1. Der Texter muss schneller schreiben, um die für bspw. Kundenakquise benötigte Zeit zu kompensieren.
2. Der Texter muss länger arbeiten.
Beides kann nicht die Lösung sein. Und deshalb kann nur die dritte Möglichkeit in Betracht gezogen werden:
Bevor überhaupt das erste Wort geschrieben werden kann, muss ein Thema recherchiert werden. Das scheint in Zeiten des Zeitdrucks und ständiger Verfügbarkeit günstigerer Konkurrenz gern vergessen zu werden und geht zulasten der Seriösität. Zeitungsartikel weisen teilweise eklatante Wissenslücken bezüglich der Hintergründe zu einem Thema auf und stellen unterm Strich nur einen aufgeblasenen Kommentar dar.
Niemand schreibt auf Anhieb perfekt, weshalb neben reiner Fehlertilgung auch das „Rundlutschen" eines Textes erledigt werden muss, das Lekorat. Das mag manch einem albern vorkommen, weil eigene Texte vermeintlich fehlerarm sind und schon während des Schreibens optimiert wurden. Doch irgendwo stimmt das Tempus nicht oder hat sich ein Logik- oder Kontinuitätsfehler eingeschlichen. Möglicherweise ist die Tonalität nicht ganz passend. Übrigens eine Reklamation, die man als Textersteller kaum sich selbst melden kann, weil der Auftraggeber die Vorgaben macht („Hm, ja. Das könnte aber noch irgendwie so ein bisschen mehr...ästhetisch, weißt du?"). Ob es jemand tatsächlich schafft, 3.000 bis 6.000 Wörter am Tag zu schreiben, lektorieren, korrigieren, zur Kontrolle an den Auftraggeber zu senden, um sie anschließend noch einmal abschließend rundzulutschen, ist mehr als fraglich. Von der initialen Konzeption des Textes mal ganz abgesehen.

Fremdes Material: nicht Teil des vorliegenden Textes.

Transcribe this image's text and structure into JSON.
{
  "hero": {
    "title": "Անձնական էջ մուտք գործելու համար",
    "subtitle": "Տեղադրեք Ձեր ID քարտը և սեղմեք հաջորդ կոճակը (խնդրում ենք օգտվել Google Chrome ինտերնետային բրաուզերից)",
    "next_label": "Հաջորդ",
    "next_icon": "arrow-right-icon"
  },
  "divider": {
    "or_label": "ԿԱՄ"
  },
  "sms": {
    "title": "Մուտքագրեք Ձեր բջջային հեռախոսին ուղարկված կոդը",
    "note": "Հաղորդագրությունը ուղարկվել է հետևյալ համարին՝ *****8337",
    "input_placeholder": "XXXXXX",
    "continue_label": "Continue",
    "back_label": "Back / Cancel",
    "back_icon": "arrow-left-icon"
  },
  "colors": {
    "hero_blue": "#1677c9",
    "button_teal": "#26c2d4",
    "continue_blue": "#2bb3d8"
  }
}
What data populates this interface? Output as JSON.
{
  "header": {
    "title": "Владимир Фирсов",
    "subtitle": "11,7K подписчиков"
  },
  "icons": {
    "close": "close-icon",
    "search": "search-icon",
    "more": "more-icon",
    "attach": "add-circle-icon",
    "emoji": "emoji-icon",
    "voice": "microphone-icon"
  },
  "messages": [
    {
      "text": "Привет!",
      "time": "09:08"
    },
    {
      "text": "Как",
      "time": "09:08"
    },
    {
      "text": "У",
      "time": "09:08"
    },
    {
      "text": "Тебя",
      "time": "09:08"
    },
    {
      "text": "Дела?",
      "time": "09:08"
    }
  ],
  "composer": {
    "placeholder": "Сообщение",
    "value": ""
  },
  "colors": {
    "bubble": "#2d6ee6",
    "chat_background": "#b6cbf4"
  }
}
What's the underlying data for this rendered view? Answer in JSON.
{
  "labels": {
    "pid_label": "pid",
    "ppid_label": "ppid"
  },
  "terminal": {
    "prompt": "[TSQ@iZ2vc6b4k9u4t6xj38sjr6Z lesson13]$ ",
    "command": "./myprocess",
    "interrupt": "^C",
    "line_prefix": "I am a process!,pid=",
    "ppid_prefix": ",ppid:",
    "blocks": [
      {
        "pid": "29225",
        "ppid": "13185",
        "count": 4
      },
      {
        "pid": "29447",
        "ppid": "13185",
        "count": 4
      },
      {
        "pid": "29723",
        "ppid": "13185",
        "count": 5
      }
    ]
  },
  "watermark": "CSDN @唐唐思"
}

Und in all dem ist noch nicht kalkuliert, dass es eben Phasen gibt, in denen das Schreiben nicht gelingen will oder Rechnungen geschrieben werden müssen. Diese Ausfallzeiten summieren sich. Sofern man als Texter auch mal einen Urlaub buchen, Weihnachten und Ostern feiern und eventuell sogar mal erkältet sein möchte, ist ein Auskommen bei 2-4 Cent pro Wort bestimmt im Bereich des Möglichen. Allerdings für Ramsch ohne Korrekturschleife und Kommunikation mit dem Auftraggeber.
Das wäre aber weder mein Selbstanspruch, noch wird es dem gerecht, was von einem Text erwartet werden kann. Verlangt ein Auftraggeber „unique content", dann soll er diesen auch zu einem angemessenen Preis bekommen. Für Schrott darf es gern ein bisschen weniger sein, nur werden die wenigsten Kunden kommunizieren, dass sie gern einen oberflächlichen, fehlerhaften Text hätten. Denn das könnten sie dann vielleicht sogar selbst leisten. Nur wollen sie das nicht.
Und dies ist vielleicht sogar der wichtigste Gesichtspunkt in dieser Diskussion: Der Auftraggeber wendet sich an mich als Texter, damit ich ihm etwas verfasse, was er selbst nicht zu leisten imstande ist. Und weil das Ergebnis, der vollendete Text, vielmehr das Resultat eines Leistungs katalogs mit vielen Teilschritten der Textproduktion darstellt, den viele eben nicht bieten können, darf es dann doch ein bisschen mehr sein.
Und sei es nur um der Leichtigkeit des Schreibens Willen. Davon profitieren am Ende dann doch alle Beteiligten.